Author : Susan Pfeiffer
Publisher : Elsevier
Page : 228 pages
File Size : 44,73 MB
Release : 2021-11-18
Category : Nature
ISBN : 0128238801
Osteobiographies: The Discovery, Interpretation and Repatriation of Human Remains contextualizes repatriation, or the transfer of authority for human skeletal remains from the perspective of bioarchaelogists and evolutionary biologists. It approaches repatriation from a global perspective, touching upon the most well-known Native American Graves Protection and Repatriation Act (NAGPRA) legislation of the United States, while also covering Canada and African countries. The book focuses on the stories behind human skeletons, analyzing their biological factors to determine evolution patterns.
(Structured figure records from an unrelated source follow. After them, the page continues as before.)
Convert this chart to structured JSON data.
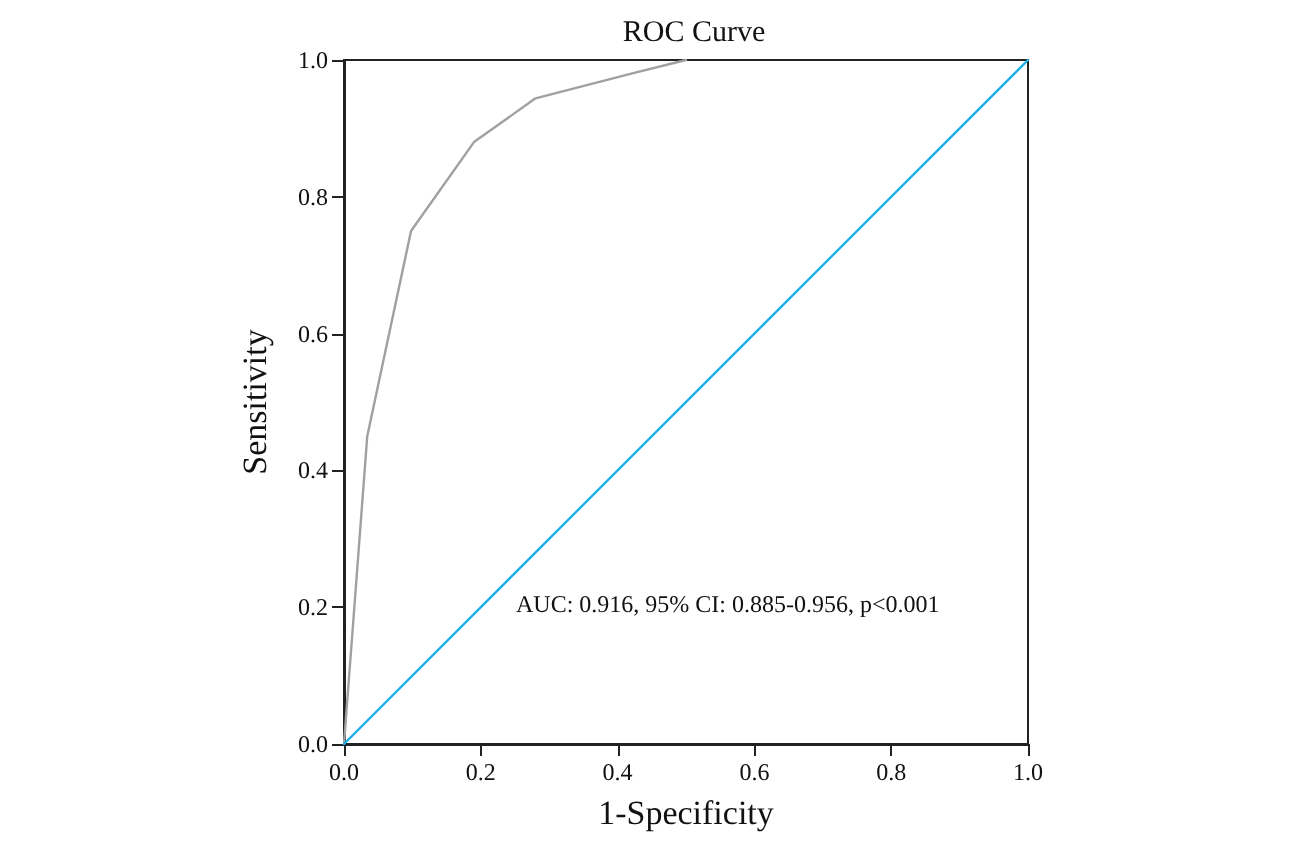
{
  "chart_data": {
    "type": "line",
    "title": "ROC Curve",
    "xlabel": "1-Specificity",
    "ylabel": "Sensitivity",
    "series": [
      {
        "x": [
          0,
          0.034,
          0.098,
          0.19,
          0.28,
          0.42,
          0.5
        ],
        "values": [
          0,
          0.45,
          0.75,
          0.88,
          0.944,
          0.98,
          1.0
        ],
        "color": "#a0a0a0"
      },
      {
        "x": [
          0,
          1
        ],
        "values": [
          0,
          1
        ],
        "color": "#1ab0e8"
      }
    ],
    "xlim": [
      0,
      1
    ],
    "ylim": [
      0,
      1
    ],
    "xticks": [
      {
        "value": 0,
        "label": "0.0"
      },
      0.2,
      0.4,
      0.6,
      0.8,
      {
        "value": 1,
        "label": "1.0"
      }
    ],
    "yticks": [
      {
        "value": 0,
        "label": "0.0"
      },
      0.2,
      0.4,
      0.6,
      0.8,
      {
        "value": 1,
        "label": "1.0"
      }
    ],
    "annotations": [
      "AUC: 0.916, 95% CI: 0.885-0.956, p<0.001"
    ],
    "grid": false,
    "marker": "none",
    "line_style": "solid"
  }
}
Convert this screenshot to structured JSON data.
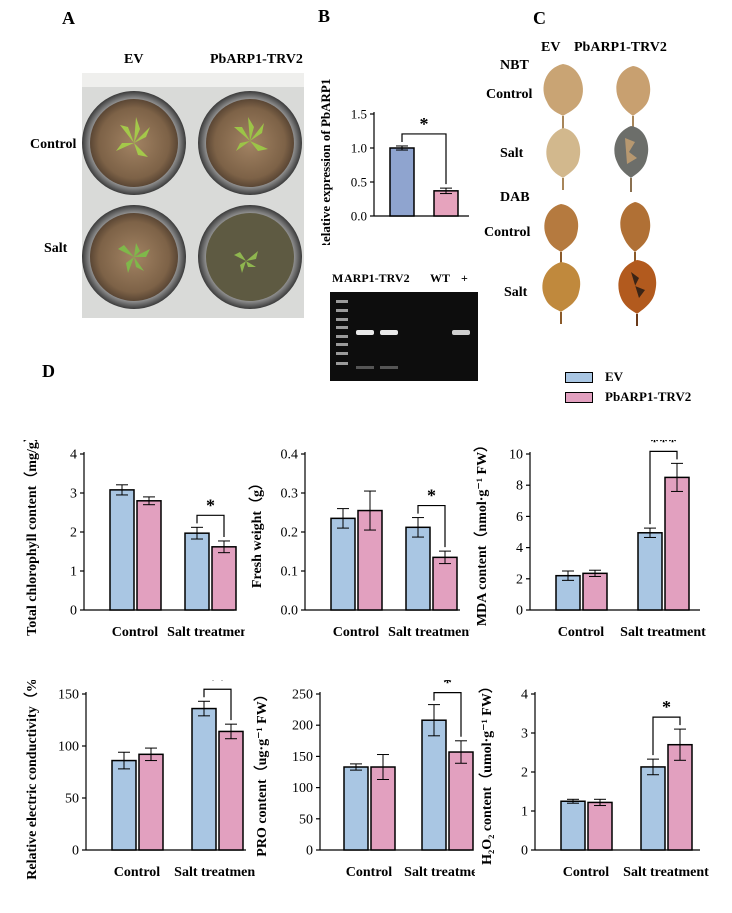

Sections present an overview of anatomy, genomics, and stable isotopes from dietary and environmental factors, and how to identify these in skeletal remains. The book then goes on to discuss European-origin, North American, and African paleopathology, ancient DNA links, and cultural issues and implications around repatriation. It concludes with case studies to show how information from archaeologically derived skeletons is vital to understanding human evolution and provide respectful histories behind the remains. Offers novel research and perspectives on the importance of skeletal remains on a global scale Identifies and distinguishes how genomics, biological factors and burial methods can be used to track human evolution through bones Addresses cultural differences over the human remains movement and repatriation, specifically between Europe and Africa
Author : Caitlin DeSilvey
Publisher : U of Minnesota Press
Page : 176 pages
File Size : 22,69 MB
Release : 2017-02-14
Category : Architecture
ISBN : 1452953724
Transporting readers from derelict homesteads to imperiled harbors, postindustrial ruins to Cold War test sites, Curated Decay presents an unparalleled provocation to conventional thinking on the conservation of cultural heritage. Caitlin DeSilvey proposes rethinking the care of certain vulnerable sites in terms of ecology and entropy, and explains how we must adopt an ethical stance that allows us to collaborate with—rather than defend against—natural processes. Curated Decay chronicles DeSilvey’s travels to places where experiments in curated ruination and creative collapse are under way, or under consideration. It uses case studies from the United States, Europe, and elsewhere to explore how objects and structures produce meaning not only in their preservation and persistence, but also in their decay and disintegration. Through accessible and engaging discussion of specific places and their stories, it traces how cultural memory is generated in encounters with ephemeral artifacts and architectures. An interdisciplinary reframing of the concept of the ruin that combines historical and philosophical depth with attentive storytelling, Curated Decay represents the first attempt to apply new theories of materiality and ecology to the concerns of critical heritage studies.